Warren moved to the door. Hand on the frame, he stopped and turned back like he had just remembered something.
“Oh,” he said. “One more thing. I hope whoever was running equipment checks near the east perimeter last night is feeling better this morning. Night air can be rough on the lungs.”
He smiled.
Then he left.
I sat in the study after the door closed.
I did not move for a moment. I just sat in the quiet and let the conversation settle.
Warren had not accused anyone of anything. Every single sentence had been technically about something else. Boundary history. Pack bloodlines. Old records. A polite comment about the weather. Not one accusation. Not one direct statement.
He hadn’t needed one.
That was the point. He hadn’t come into this study to get me to confirm anything. He had come in to watch my face while he talked. To see where the muscles tightened. Where my eyes went flat. Where the pauses came half a second too late.
I was very good at my face. I had been doing this a long time. Years of pack politics and hard conversations and situations where showing anything was the same as losing.
I sat in the study and stared at the wall, running back through every second of the last twenty minutes.
The moment Warren said *east wing*. Had my jaw moved? I didn’t think so.
The moment Warren said *twin births*. Had my eyes shifted? I had held the look. I was sure of that.
The moment Warren said *suppress*. Had anything changed in my face?
I pressed my thumb against the edge of the desk.
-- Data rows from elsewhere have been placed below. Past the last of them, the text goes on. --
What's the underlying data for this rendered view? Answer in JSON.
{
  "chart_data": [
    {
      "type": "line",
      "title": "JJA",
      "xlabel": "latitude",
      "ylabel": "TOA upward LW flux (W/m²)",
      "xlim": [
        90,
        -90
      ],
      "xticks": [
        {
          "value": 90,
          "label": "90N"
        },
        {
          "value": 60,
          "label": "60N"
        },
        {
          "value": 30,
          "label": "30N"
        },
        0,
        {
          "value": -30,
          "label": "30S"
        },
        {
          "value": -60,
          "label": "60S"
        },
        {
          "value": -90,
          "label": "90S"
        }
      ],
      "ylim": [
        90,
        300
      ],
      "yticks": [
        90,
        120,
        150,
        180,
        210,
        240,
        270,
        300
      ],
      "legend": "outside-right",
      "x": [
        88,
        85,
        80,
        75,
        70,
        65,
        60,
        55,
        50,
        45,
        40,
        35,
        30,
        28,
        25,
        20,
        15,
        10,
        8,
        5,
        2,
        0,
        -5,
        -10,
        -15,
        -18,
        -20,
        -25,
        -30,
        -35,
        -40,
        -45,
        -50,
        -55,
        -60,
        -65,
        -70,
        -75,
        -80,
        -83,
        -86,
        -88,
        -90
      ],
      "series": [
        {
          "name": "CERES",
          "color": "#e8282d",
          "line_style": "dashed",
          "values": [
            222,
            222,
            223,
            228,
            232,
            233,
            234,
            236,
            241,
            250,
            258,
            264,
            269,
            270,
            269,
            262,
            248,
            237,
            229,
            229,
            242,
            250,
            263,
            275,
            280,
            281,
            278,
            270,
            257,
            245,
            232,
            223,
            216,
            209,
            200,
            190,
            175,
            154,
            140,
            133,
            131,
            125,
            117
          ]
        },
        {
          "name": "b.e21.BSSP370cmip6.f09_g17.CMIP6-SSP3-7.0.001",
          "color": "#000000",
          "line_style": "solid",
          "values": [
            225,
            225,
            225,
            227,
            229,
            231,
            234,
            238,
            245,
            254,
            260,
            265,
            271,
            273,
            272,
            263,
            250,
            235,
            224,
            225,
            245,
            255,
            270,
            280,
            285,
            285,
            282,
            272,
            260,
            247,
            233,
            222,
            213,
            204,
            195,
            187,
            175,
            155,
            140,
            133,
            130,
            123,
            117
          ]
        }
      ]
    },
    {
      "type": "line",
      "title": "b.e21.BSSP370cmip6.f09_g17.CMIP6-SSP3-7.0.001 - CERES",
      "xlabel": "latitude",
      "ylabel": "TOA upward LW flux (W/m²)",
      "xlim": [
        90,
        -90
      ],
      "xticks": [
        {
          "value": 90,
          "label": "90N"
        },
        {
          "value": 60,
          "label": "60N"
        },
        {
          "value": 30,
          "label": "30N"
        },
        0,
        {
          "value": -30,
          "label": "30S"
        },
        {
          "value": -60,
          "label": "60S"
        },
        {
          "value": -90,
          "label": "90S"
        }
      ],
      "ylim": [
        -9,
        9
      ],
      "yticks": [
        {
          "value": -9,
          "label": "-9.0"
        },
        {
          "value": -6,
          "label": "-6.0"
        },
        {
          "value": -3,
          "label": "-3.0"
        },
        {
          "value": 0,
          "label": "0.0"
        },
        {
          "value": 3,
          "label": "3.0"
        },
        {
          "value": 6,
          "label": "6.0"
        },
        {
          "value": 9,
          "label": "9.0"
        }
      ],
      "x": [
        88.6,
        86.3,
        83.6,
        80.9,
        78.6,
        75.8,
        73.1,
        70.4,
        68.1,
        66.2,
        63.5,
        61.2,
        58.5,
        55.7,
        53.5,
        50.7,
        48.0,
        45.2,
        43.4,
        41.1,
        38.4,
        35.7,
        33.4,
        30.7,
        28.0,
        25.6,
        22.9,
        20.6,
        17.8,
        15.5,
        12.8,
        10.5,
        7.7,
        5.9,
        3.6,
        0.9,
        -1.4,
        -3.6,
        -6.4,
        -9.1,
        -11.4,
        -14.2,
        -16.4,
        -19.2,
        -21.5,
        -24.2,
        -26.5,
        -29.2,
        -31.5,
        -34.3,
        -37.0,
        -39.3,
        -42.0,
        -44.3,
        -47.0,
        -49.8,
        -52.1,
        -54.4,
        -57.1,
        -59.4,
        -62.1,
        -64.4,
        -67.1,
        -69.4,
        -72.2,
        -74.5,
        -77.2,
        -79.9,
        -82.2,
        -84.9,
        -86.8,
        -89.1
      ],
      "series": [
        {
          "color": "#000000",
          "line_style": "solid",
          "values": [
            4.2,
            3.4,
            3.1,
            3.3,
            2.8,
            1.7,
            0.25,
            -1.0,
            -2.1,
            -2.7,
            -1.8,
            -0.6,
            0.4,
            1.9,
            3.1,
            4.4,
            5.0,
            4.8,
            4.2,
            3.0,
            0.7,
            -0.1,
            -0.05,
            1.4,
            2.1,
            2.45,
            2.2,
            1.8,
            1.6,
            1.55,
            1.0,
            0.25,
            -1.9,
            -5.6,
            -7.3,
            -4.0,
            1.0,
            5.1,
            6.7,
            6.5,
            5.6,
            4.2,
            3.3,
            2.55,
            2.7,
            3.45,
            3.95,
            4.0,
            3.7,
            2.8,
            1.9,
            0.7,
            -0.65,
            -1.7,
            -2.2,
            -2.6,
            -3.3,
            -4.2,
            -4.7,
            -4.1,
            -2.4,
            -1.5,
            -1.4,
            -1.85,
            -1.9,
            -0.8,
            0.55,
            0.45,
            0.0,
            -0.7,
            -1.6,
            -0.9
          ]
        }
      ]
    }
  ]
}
That word. Warren had used it so cleanly. Wrapped in historical language, in old records talk, in that pleasant academic voice. *Suppress*. Like it was just a word about old pack theory and not the exact specific thing that had been done to the woman currently living in my house.
Warren knew that word for a reason.
He had not guessed at it. He had come in with it already loaded.
Which meant the scout’s equipment had picked up something from the east garden. Or Warren had a source inside this pack. Or both.
I looked at the closed study door.
The gathering was in four days. That conversation had just told me Warren was not going to wait. He was going to move before the gathering. He would frame it as concern, just like he always did, and he would bring his evidence out in whatever setting gave him the most advantage.
The question was not whether Warren would move.
The question was whether I had been good enough in that room.
Whether anything in my face had given Warren the confirmation he needed.
I sat with that question.
I did not have an answer I fully trusted.